3 de noviembre de 2014

San MARTÍN DE PORRES. (1579-1639).


Martirologio Romano: San Martín de Porres, religioso de la Orden de Predicadores: hijo de un español y de una mujer negra, desde su niñez, ya sea por las dificultades derivadas de su condición de hijo ilegítimo y de mestizo, tomó la profesión de médico, que una vez, siendo religioso, ejerció con abnegación en Lima en Perú entre los pobres y, dedicado a los ayunos, a la penitencia y a la oración, llevó una existencia de simplicidad y humildad, irradiada del amor

Nació en Lima, hijo de un caballero burgalés, llamado don Juan de Porres y de una esclava mulata panameña, llamada Ana Velázquez. Con su padre, que había sido nombrado gobernador de Panamá, marchó de niño a Guayaquil donde hizo los estudios primarios (1587-1590) y tuvo el reconocimiento de paternidad de su progenitor. Vuelto a Lima, recibió la confirmación de manos del obispo de Lima, santo Toribio de Mogrovejo, en 1591; aprendió peluquería y especialmente el oficio de enfermero y barbero (los barberos de la época eran también cirujanos, médicos y farmacéuticos). Con 21 años ingresó en el convento de dominico de Nuestra Señora del Rosario en Lima (1594) y se entregó a la oración y a la caridad, a la pobreza y a la humildad. Desempeñó los oficios de la limpieza del claustro, y otros menesteres domésticos.
El ejemplo de humildad fue sobresaliente en este lego, que, aun sintiendo correr sangre noble española por sus venas y consciente de sus conocimientos y capacidades profesionales, aceptó la humillación de ser un simple hermano lego donado, pues, como mulato, ocupaba el último puesto en la jerarquía de la sociedad de su tiempo (dentro de los dominicos, ser mulato, significaba ir detrás de los españoles; indios y negros eran considerados como verdaderos servidores y no pertenecían a título pleno a la Orden).

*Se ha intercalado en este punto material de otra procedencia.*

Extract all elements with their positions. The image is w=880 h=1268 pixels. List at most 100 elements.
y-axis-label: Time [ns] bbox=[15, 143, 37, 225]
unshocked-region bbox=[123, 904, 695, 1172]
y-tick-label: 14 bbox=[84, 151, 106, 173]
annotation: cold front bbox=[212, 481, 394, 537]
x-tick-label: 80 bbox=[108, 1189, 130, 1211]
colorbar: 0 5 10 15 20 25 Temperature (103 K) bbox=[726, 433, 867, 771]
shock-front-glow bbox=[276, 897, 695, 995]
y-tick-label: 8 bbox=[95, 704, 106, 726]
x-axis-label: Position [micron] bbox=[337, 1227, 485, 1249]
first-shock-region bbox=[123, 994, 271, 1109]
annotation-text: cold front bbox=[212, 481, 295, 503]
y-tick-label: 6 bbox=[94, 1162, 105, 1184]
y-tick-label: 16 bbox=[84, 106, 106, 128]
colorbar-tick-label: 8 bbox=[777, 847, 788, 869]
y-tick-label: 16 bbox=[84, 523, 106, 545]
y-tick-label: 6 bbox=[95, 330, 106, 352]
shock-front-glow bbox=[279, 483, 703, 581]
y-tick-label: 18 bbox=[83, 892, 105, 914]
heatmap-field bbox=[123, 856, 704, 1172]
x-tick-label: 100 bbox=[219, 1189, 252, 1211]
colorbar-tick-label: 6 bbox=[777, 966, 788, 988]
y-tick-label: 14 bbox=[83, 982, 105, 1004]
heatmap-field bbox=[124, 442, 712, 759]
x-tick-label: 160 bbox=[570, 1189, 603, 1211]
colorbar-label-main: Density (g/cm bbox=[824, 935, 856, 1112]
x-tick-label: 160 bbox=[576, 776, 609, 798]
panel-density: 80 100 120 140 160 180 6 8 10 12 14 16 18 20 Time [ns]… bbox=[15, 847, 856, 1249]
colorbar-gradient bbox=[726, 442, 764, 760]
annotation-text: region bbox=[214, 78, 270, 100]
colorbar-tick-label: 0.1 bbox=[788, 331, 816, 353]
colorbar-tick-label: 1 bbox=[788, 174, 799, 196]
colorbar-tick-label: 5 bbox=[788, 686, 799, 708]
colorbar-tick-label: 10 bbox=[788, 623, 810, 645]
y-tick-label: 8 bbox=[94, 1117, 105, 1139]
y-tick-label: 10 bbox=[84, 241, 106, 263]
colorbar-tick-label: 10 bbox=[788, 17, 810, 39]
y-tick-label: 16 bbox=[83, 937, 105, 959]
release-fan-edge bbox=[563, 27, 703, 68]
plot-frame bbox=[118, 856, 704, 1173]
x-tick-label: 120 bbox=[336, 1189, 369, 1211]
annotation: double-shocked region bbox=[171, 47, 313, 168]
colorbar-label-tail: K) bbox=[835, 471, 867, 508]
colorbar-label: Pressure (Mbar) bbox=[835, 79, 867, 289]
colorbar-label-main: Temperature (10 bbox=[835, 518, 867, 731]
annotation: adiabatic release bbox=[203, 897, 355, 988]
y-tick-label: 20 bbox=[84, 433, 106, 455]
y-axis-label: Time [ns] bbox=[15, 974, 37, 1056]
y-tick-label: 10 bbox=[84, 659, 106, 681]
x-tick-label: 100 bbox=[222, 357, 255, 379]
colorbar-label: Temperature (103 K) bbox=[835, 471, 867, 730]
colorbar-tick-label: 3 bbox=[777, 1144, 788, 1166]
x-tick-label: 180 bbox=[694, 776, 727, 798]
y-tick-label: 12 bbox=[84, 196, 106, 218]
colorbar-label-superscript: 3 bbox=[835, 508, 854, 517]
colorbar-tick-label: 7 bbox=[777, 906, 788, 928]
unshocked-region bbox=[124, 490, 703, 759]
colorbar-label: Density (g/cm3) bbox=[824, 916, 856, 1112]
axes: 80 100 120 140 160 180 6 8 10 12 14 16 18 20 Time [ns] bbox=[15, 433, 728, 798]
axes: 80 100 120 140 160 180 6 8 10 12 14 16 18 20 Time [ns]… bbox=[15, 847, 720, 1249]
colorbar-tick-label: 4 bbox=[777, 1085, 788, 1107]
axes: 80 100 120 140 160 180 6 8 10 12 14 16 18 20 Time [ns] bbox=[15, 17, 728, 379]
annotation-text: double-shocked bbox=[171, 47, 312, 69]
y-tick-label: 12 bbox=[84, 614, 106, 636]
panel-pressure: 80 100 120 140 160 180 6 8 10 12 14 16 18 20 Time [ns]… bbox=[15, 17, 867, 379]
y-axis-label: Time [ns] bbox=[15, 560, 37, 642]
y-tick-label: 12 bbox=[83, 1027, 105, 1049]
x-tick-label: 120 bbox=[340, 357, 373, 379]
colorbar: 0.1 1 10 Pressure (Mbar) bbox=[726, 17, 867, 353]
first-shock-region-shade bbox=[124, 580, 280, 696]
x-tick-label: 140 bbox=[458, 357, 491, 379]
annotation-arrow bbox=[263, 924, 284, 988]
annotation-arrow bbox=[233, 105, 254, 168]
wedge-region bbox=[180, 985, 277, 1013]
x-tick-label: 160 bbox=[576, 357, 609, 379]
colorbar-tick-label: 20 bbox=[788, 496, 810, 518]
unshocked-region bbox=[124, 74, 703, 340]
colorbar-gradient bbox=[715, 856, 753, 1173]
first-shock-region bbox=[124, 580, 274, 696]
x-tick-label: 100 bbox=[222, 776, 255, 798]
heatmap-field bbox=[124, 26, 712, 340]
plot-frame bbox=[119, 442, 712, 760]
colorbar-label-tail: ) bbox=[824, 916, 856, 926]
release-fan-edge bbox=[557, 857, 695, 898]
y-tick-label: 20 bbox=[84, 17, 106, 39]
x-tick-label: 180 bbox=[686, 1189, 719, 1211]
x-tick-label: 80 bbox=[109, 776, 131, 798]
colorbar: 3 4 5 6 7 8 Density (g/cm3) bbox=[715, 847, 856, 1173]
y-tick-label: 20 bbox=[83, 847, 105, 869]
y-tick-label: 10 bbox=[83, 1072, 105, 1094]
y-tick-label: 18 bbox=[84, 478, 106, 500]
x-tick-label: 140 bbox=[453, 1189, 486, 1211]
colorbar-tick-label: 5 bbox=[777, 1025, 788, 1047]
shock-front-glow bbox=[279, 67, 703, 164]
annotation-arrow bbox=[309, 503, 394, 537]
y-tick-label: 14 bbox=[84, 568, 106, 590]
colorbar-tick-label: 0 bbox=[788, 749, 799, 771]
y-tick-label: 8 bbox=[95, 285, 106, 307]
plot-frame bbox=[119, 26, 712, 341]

Sus superiores aceptaron su profesión como hermano coadjutor en 1603, y le encomendaron el cuidado de la enfermería. Renunció a ser hermano coadjutor o sacerdote. Martín prefirió las tareas más humildes, protegió a los esclavos y transformó su enfermería en un verdadero centro de caridad. Con su tez morena, su escoba y su lanceta de enfermero, pronto le aureolan relatos taumatúrgicos. Decían que cuando la ciencia no bastaba, fray Martín buscaba el remedio con inefable naturalidad en la oración y en el milagro."¡Si estuviera aquí fray Martín!, exclamaban lo mismo el enfermo que sus familiares. Y fray Martín se presentaba inesperadamente -¿cómo lo ha hecho? preguntaba el enfermo. - no te metas a bachiller, da gracias a Dios y descansa". Intercambió pobres y enfermos con san Juan Macías, fraile dominico del convento limeño de Santa María Magdalena.

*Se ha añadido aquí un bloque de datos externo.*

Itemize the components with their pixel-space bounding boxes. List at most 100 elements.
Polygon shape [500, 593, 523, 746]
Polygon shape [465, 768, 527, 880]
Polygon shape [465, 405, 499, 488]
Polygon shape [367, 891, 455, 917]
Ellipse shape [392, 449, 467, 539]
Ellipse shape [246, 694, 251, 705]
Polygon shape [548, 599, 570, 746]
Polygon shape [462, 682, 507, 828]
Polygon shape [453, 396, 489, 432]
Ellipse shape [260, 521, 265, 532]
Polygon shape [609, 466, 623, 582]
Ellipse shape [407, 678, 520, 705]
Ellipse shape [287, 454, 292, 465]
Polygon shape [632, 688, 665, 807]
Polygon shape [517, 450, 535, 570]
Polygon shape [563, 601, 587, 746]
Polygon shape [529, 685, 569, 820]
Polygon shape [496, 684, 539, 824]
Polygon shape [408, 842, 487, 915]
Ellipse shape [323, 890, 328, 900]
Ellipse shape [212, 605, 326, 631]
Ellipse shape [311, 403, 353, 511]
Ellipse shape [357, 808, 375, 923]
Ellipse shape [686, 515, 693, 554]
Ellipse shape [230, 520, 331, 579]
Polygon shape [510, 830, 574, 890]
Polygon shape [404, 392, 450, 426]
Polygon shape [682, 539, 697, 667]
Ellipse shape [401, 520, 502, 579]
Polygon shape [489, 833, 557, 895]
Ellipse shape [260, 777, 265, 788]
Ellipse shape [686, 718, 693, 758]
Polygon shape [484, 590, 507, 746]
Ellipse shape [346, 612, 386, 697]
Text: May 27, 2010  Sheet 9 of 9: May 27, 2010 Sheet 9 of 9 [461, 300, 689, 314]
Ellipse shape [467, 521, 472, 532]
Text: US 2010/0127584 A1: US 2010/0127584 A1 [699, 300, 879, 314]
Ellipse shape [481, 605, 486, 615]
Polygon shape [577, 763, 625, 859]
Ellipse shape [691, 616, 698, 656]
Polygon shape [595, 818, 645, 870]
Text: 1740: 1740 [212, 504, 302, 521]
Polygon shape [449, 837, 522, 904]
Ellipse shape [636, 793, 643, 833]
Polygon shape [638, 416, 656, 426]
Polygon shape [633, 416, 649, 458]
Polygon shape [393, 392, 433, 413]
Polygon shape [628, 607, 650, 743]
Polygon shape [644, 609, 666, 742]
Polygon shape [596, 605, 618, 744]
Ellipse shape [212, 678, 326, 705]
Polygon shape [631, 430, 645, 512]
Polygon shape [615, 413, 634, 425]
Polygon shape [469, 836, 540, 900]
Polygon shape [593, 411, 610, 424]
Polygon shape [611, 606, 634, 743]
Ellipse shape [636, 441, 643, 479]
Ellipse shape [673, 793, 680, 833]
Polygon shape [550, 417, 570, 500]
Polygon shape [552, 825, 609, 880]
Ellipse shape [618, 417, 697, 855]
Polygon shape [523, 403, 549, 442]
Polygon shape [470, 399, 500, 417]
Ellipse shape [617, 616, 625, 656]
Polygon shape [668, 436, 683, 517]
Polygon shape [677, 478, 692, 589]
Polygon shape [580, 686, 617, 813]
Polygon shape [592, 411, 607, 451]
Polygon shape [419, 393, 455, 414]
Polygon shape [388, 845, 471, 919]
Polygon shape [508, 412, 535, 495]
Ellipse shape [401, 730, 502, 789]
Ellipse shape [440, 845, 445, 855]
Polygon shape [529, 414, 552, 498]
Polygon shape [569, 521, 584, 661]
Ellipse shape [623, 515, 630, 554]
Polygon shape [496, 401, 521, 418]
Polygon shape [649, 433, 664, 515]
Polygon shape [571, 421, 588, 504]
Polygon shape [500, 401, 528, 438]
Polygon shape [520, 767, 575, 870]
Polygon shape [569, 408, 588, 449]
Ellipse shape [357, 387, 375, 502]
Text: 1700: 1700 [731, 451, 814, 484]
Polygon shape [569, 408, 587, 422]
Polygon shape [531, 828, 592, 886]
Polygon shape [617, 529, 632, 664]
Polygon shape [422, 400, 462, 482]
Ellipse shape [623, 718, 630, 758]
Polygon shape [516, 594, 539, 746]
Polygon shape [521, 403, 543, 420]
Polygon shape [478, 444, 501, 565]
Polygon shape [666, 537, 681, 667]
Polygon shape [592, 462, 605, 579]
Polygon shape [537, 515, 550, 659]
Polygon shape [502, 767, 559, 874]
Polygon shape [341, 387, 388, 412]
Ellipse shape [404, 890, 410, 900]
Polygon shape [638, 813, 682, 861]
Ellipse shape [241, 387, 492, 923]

La portería del convento se llenó de gente que buscaba el milagro o ver el milagro. El superior le llamó: "fray Martín bajo santa obediencia le prohíbo que haga cosas así, sin mi permiso". Y Martín obedeció. Pronto yendo por la calle, resbaló del andamio un albañil, que grita en el aire: "sálvame, fray Martín.  - espere un poco que voy a pedir permiso". Y este afán de caridad de Martín para con todos los hombres, era secundado por sus delicadezas con los animales. Instituyó un hospital donde no se hacía ninguna distinción de razas o clases, mientras que en los hospitales públicos de la capital se reservaba un ala del edificio para cada clase social. Además logró crear el primer colegio exclusivamente para niños pobres, una mesa para pobres en el convento y otras obras caritativas en toda la ciudad. El mismo virrey del Perú le ayudó, visitándolo en su celda. Murió consumido por la penitencia, atacado por el tifus. Inmediatamente fue venerado por todos como un santo. 
Fue canonizado el 6 de mayo de 1962 por el Papa Juan XXIII, quien profesaba gran devoción por el santo.Patrón de la justicia social del Perú. MEMORIA FACULTATIVA.